Othello council to discuss ADU ordinance
OTHELLO — The Othello Planning Commission and Othello City Council decided to have a joint meeting to discuss a new ordinance addressing auxiliary dwelling units (ADUs), after a draft ordinance was presented at a recent city council meeting.
Auxiliary dwelling units, also called “mother in law apartments,” have been under discussion by the council and city officials since 2018.
Planning commission chair Chris Dorow and city community development director Anne Henning presented a draft ordinance to the council at its Aug. 2 meeting, but the commission and council will have another to-be-determined meeting to discuss it further.
The draft ordinance allows ADUs in areas of town zoned for duplexes (R-2) and for other kinds of multi-family housing (R-3 and R-4). New ADUs would not be allowed in the area zoned for single-family residences (R-1).

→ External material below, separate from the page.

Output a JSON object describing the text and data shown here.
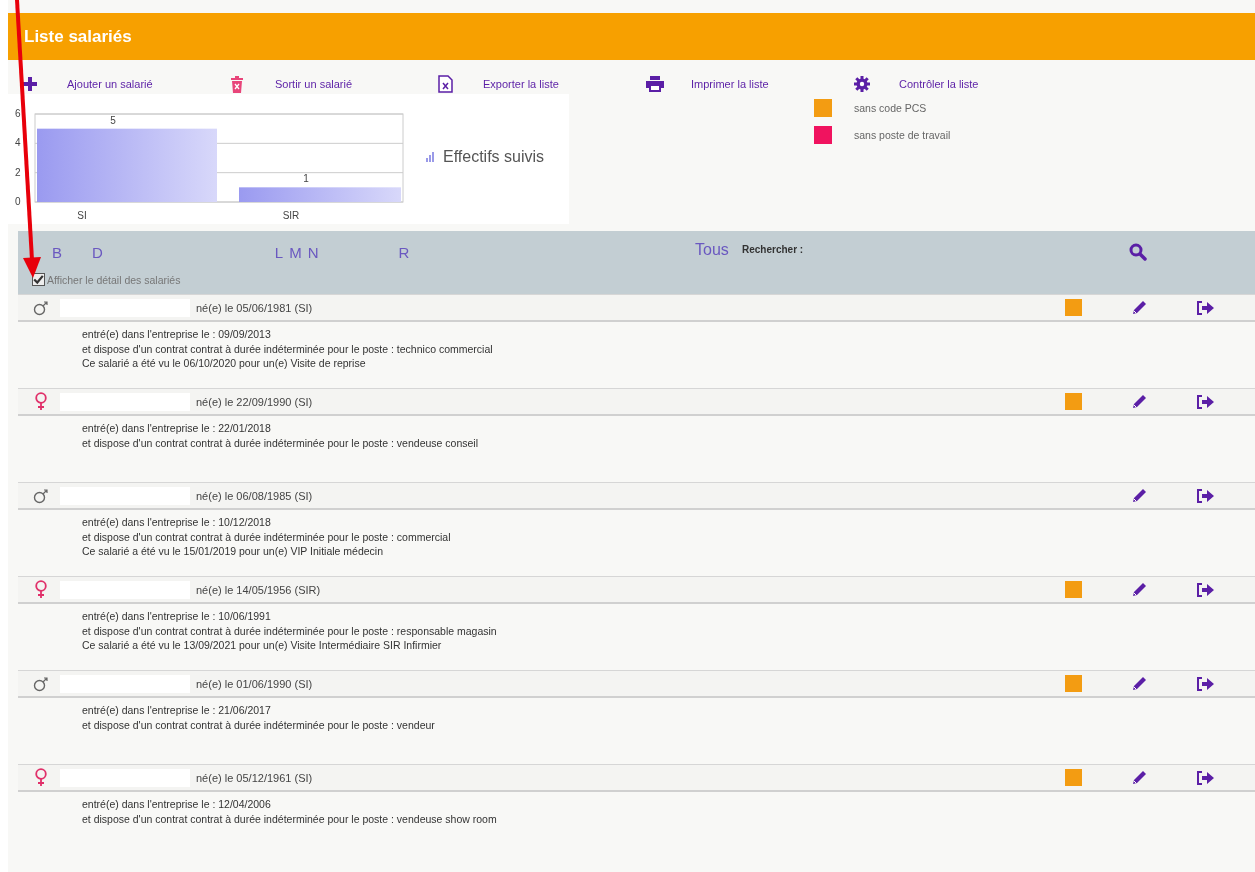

Under the draft, an ADU could be a maximum of 900 square feet and two bedrooms.
Owners would have to provide off-street parking for ADU residents, as well as parking for the primary residence. Accessory dwelling units would have to be accessible from the street or alley, and clearly marked so emergency responders can find them.
In the R-2 zone only, the property owner must occupy either the ADU or the primary residence for at least one year after construction. Dorow said that requirement is designed to ensure people who own multiple homes in a neighborhood don’t build multiple ADUs in those neighborhoods.
The ordinance does not prohibit homeowners from renting an ADU. Dorow said planning commission members wanted to give homeowners some flexibility.
Dorow also said ADUs would have to meet the same standards as other rental properties. The council passed an ordinance in February requiring landlords to apply for a license and rental property to undergo periodic inspection.
Currently, ADUs are prohibited in Othello, but, said council member Corey Everett, people build them anyway. Lallas asked how existing units would be addressed in the R-1 zone.
Henning said they would be considered a nonconforming use. However, the homeowners would have to obtain a rental license before they could rent it, Dorow said. In that case, the building would have to meet current occupancy standards.
Everett asked about replacing an ADU that was allowed under the nonconforming standard. If his house burned down he could replace it, Everett said, and he asked if an ADU could be replaced. City attorney Kelly Konkright said he would have to check.
Everett said he didn’t want ADUs bigger than the original house. He suggested using percentages instead, capping the size of the ADU at a percentage of the original house. But council member Jonathan Erickson said that would allow bigger ADUs at bigger houses.
Dorow said planning commission members talked about that, but decided they wanted to keep the regulations as simple as possible. The more complicated the regulations, the more potential for complications, he said.